FIG. 1 is a diagram showing the electrical circuit configuration of the stress sensor of the present invention. FIG. 2 is a diagram showing a SAW sensor section, a support section, a pressurizing point, and a pressurizing state. FIG. 3 is a diagram showing pressurizing points of the SAW sensor section. FIG. 4 shows an overall view of a stress sensor in which the SAW sensor section, oscillation circuit section, and detection circuit section of FIG. 3 are covered. In the figure, la and lb are the first. Second piezoelectric material substrate, 2m. 2b is a transmitting interdigital electrode IDT, 3a and 3b are receiving interdigital electrodes IDT, 4a and 4b are amplifiers, 5 is a comparison circuit, 6a and 6b are seat members, and 7 is a support member. Patent Applicant Anritsu Electric Co., Ltd. Agent Patent Attorney Ryuta Koike 14th Proceeding Amendment Written Voluntary) May 2-2, 1985 1, Display of Case 1985 Patent Application No. 75451 2, Name of Invention Stress Sensor 3, relationship with the amended person case Patent applicant address ■106 5-10-27 Minami-Azabu, Minato-ku, Tokyo Name (057) Anritsu Electric Co., Ltd.
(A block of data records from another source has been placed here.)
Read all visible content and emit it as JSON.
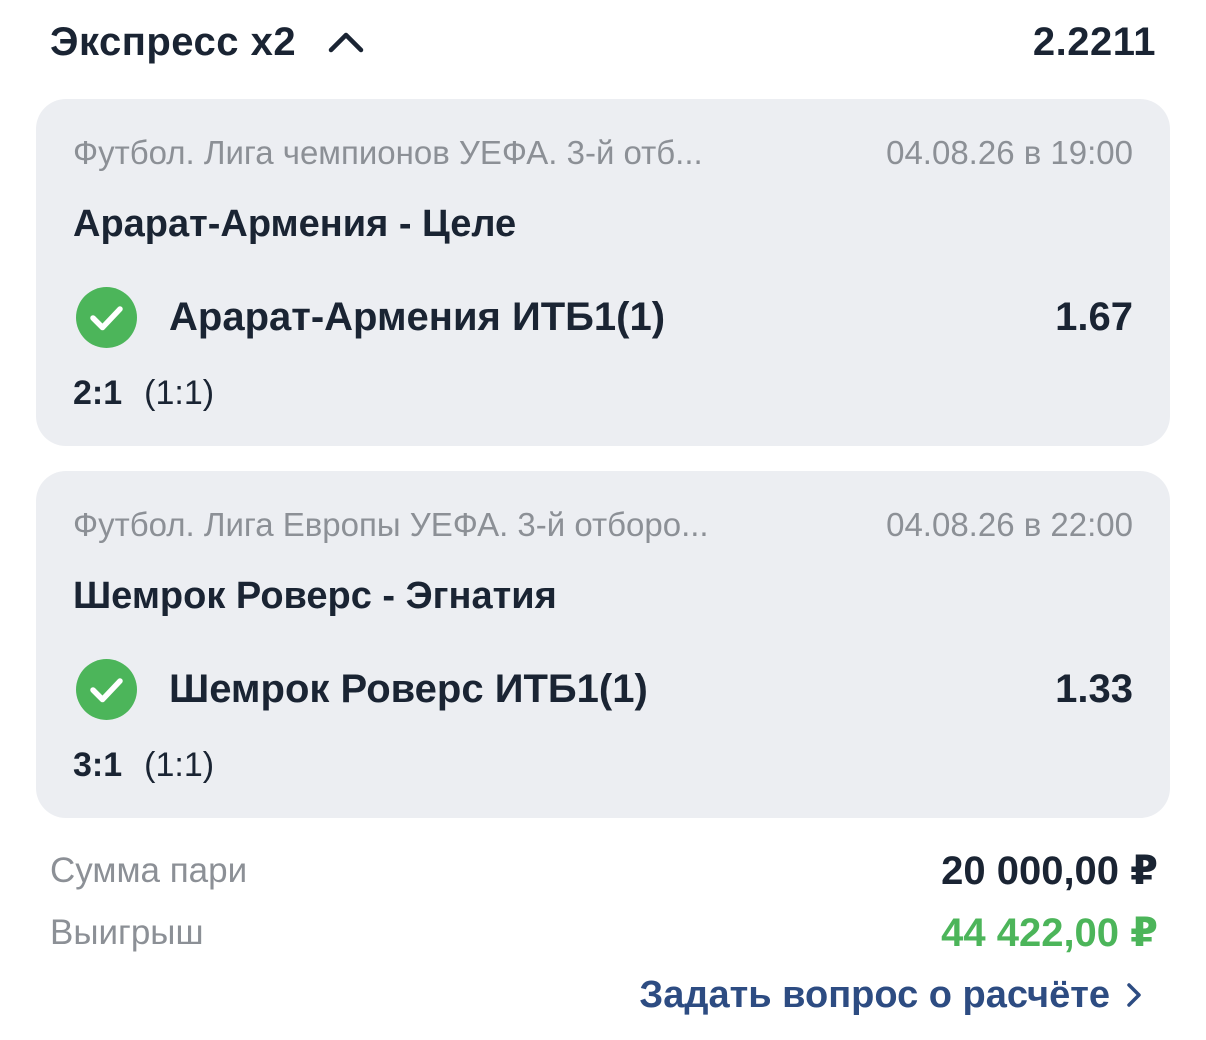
{
  "header": {
    "title": "Экспресс x2",
    "total_odds": "2.2211",
    "collapse_icon": "chevron-up-icon"
  },
  "events": [
    {
      "league": "Футбол. Лига чемпионов УЕФА. 3-й отб...",
      "datetime": "04.08.26 в 19:00",
      "match": "Арарат-Армения - Целе",
      "selection": "Арарат-Армения ИТБ1(1)",
      "odds": "1.67",
      "status_icon": "check-circle-icon",
      "status_color": "#4cb55a",
      "score": "2:1",
      "half_score": "(1:1)"
    },
    {
      "league": "Футбол. Лига Европы УЕФА. 3-й отборо...",
      "datetime": "04.08.26 в 22:00",
      "match": "Шемрок Роверс - Эгнатия",
      "selection": "Шемрок Роверс ИТБ1(1)",
      "odds": "1.33",
      "status_icon": "check-circle-icon",
      "status_color": "#4cb55a",
      "score": "3:1",
      "half_score": "(1:1)"
    }
  ],
  "summary": {
    "stake_label": "Сумма пари",
    "stake_value": "20 000,00 ₽",
    "win_label": "Выигрыш",
    "win_value": "44 422,00 ₽",
    "win_color": "#4cb55a"
  },
  "ask_link": {
    "label": "Задать вопрос о расчёте",
    "icon": "chevron-right-icon",
    "color": "#2d4c82"
  }
}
Representative Yugo Fujita 4, Agent address ■106 Tokyo Minamiazabu 5-10-27-5, Minato-ku
, date of amendment order Motu 6, subject of amendment (1) Application 7゜Contents of amendment (1) Add the following after the patent application. (Patent application pursuant to the proviso to Article 38 of the Patent Act) (2)
) Add the following to paragraph 2:

Claims (1)

[Claims] 1) A rectangular first piezoelectric material substrate; and a transmission interdigital electrode IDT provided on a first surface of the first piezoelectric material substrate for exciting a surface acoustic wave. ; the first part outputs the excited surface acoustic wave as an electric signal;
a receiving interdigital electrode IDT provided on the surface of; a rectangular second piezoelectric material substrate; and a second piezoelectric substrate of the second piezoelectric material substrate;
a transmitting interdigital electrode IDT provided for exciting surface acoustic waves on the surface of the transmitting interdigital electrode IDT; output from the first receiving interdigital electrode IDT and the second receiving interdigital electrode IDT; a comparison circuit for detecting a phase difference between electric signals; a seat member; the first and second piezoelectric material substrates having a gap therebetween, and the first surface and the second piezoelectric material substrate having a gap therebetween; A stress sensor comprising: two layers of beams stacked one on top of the other with surfaces facing each other; a support member for the two layers of beams; and a force applying means for applying bending stress to the two layers of beams. 2) a rectangular first piezoelectric material substrate; a transmission interdigital electrode IDT provided on a first surface of the first piezoelectric material substrate for exciting a surface acoustic wave; and an excited surface acoustic wave. a receiving interdigital electrode IDT provided on the first surface that outputs waves as electrical signals; a rectangular second piezoelectric material substrate; and a second piezoelectric material substrate of the second piezoelectric material substrate;
a transmitting interdigital electrode IDT provided for exciting surface acoustic waves on the surface of the first surface; inputting the output of the receiving interdigital electrode IDT provided on the first surface; a first oscillation circuit amplifier constituting a first oscillation circuit in addition to the transmitting interdigital electrode IDT provided on the surface of the receiving interdigital electrode IDT provided on the second surface; a second oscillation circuit amplifier that inputs an output and adds the output to the transmission interdigital electrode IDT provided on the second surface to form a second oscillation circuit; the first oscillation circuit; a comparator circuit that detects a phase difference between electric signals output from the second oscillation circuit; a seat member; and a gap between the first and second piezoelectric material substrates via the seat member; , and a two-layer beam in which the first surface and the second surface are stacked facing each other; a support member for the two-layer beam; and a force applying means for applying bending stress to the two-layer beam. A stress sensor consisting of.